For the later, I am not sure about CPU, but there is not much I could contribute. Try CPU optimization for LM inference maybe.

pratik3558 · Answer 17 · Tue Oct 31 2023 06:48:01 GMT+0800 (China Standard Time)

@liyucheng09

"Selective Context, Ratio: 0.5, CUDA Memory = 61,885 MB, Time = 76.3 ms/token,
Time to construct selective context = 46.1 ms"

It took only 46.1 ms on CUDA for self.sc(r, reduce_ratio = 0.20, reduce_level = reduce_level)?

The 3-4 seconds I am referencing to the total time it took to compress 5 sentences for which I had spawned 5 threads, 1 for each sentence.

liyucheng09 · Answer 18 · Tue Oct 31 2023 06:53:17 GMT+0800 (China Standard Time)

Yes.
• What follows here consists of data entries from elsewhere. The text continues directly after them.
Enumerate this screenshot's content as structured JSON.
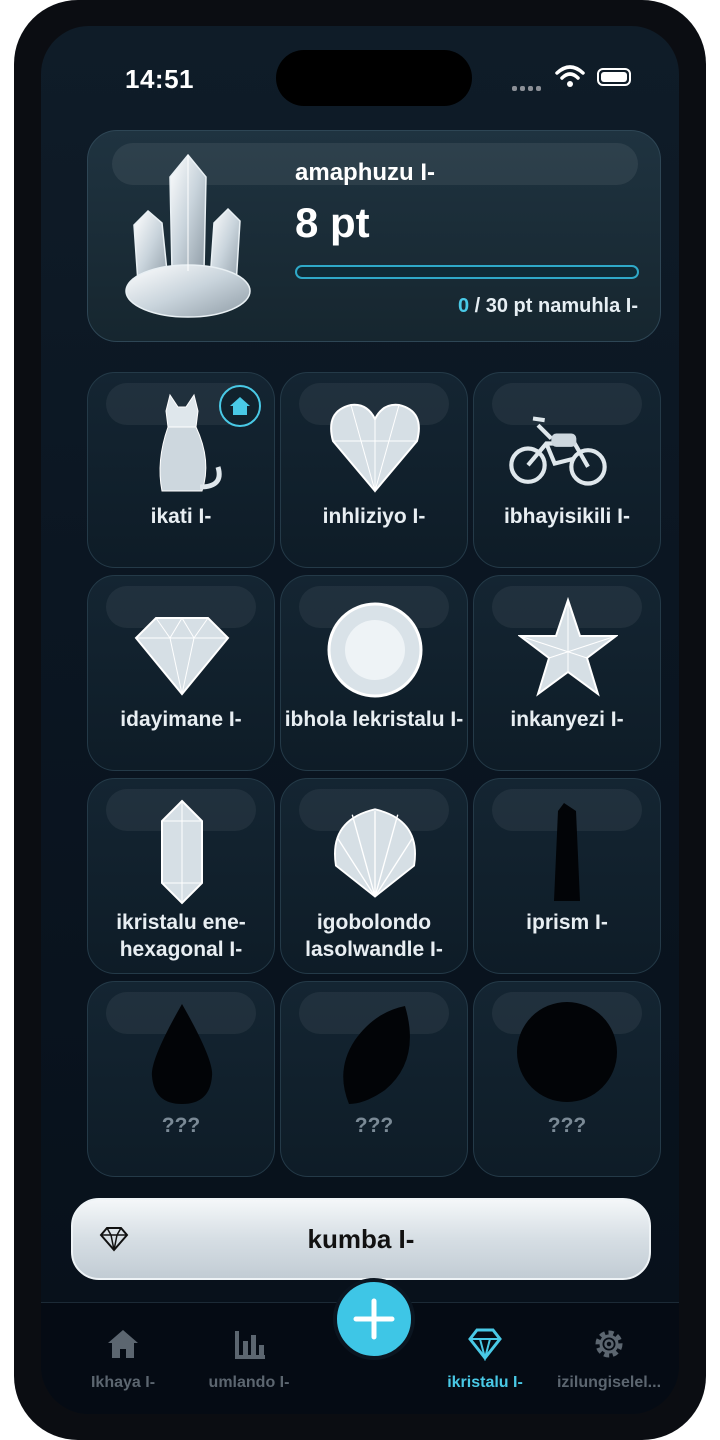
{
  "status_bar": {
    "time": "14:51"
  },
  "summary": {
    "title": "amaphuzu I-",
    "points": "8 pt",
    "progress_current": "0",
    "progress_rest": " / 30 pt namuhla I-",
    "progress_fraction": 0
  },
  "crystals": [
    {
      "label": "ikati I-",
      "icon": "cat-icon",
      "unlocked": true,
      "home": true
    },
    {
      "label": "inhliziyo I-",
      "icon": "heart-icon",
      "unlocked": true
    },
    {
      "label": "ibhayisikili I-",
      "icon": "motorcycle-icon",
      "unlocked": true
    },
    {
      "label": "idayimane I-",
      "icon": "diamond-icon",
      "unlocked": true
    },
    {
      "label": "ibhola lekristalu I-",
      "icon": "crystal-ball-icon",
      "unlocked": true
    },
    {
      "label": "inkanyezi I-",
      "icon": "star-icon",
      "unlocked": true
    },
    {
      "label": "ikristalu ene-hexagonal I-",
      "icon": "hexagonal-crystal-icon",
      "unlocked": true
    },
    {
      "label": "igobolondo lasolwandle I-",
      "icon": "seashell-icon",
      "unlocked": true
    },
    {
      "label": "iprism I-",
      "icon": "prism-icon",
      "unlocked": false
    },
    {
      "label": "???",
      "icon": "drop-icon",
      "unlocked": false
    },
    {
      "label": "???",
      "icon": "leaf-icon",
      "unlocked": false
    },
    {
      "label": "???",
      "icon": "flower-icon",
      "unlocked": false
    }
  ],
  "count_button": {
    "label": "kumba I-"
  },
  "tabs": [
    {
      "label": "Ikhaya I-",
      "icon": "home-icon"
    },
    {
      "label": "umlando I-",
      "icon": "chart-icon"
    },
    {
      "label": "ikristalu I-",
      "icon": "gem-icon",
      "active": true
    },
    {
      "label": "izilungiselel...",
      "icon": "gear-icon"
    }
  ],
  "colors": {
    "accent": "#49c9e6",
    "background": "#0b1622",
    "card": "#1f3340"
  }
}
It could do better if I use batched input.
Model loading latency is not included.

Small models on CUDA are fast indeed.

liyucheng09 · Answer 19 · Tue Oct 31 2023 06:54:28 GMT+0800 (China Standard Time)

Try open a new issue for the latency improvement.

We could try reimplementing spaCy noun_chunks.

pratik3558 · Answer 20 · Tue Oct 31 2023 06:56:30 GMT+0800 (China Standard Time)

@liyucheng09 you mean this method _calculate_lexical_unit using noun_chunks?

pratik3558 · Answer 21 · Wed Nov 01 2023 01:03:54 GMT+0800 (China Standard Time)

@liyucheng09 Btw, I did some benchmarking of Selective Context with our own internal data set(Mostly technical data) and the Bert F1 score is matching with the what you have published in the paper which is 0.9 for 0.2 context compression ratio 😄 🙌

liyucheng09 · Answer 22 · Thu Nov 09 2023 07:16:20 GMT+0800 (China Standard Time)

It's good! But I believe code compression got more potential than this actually.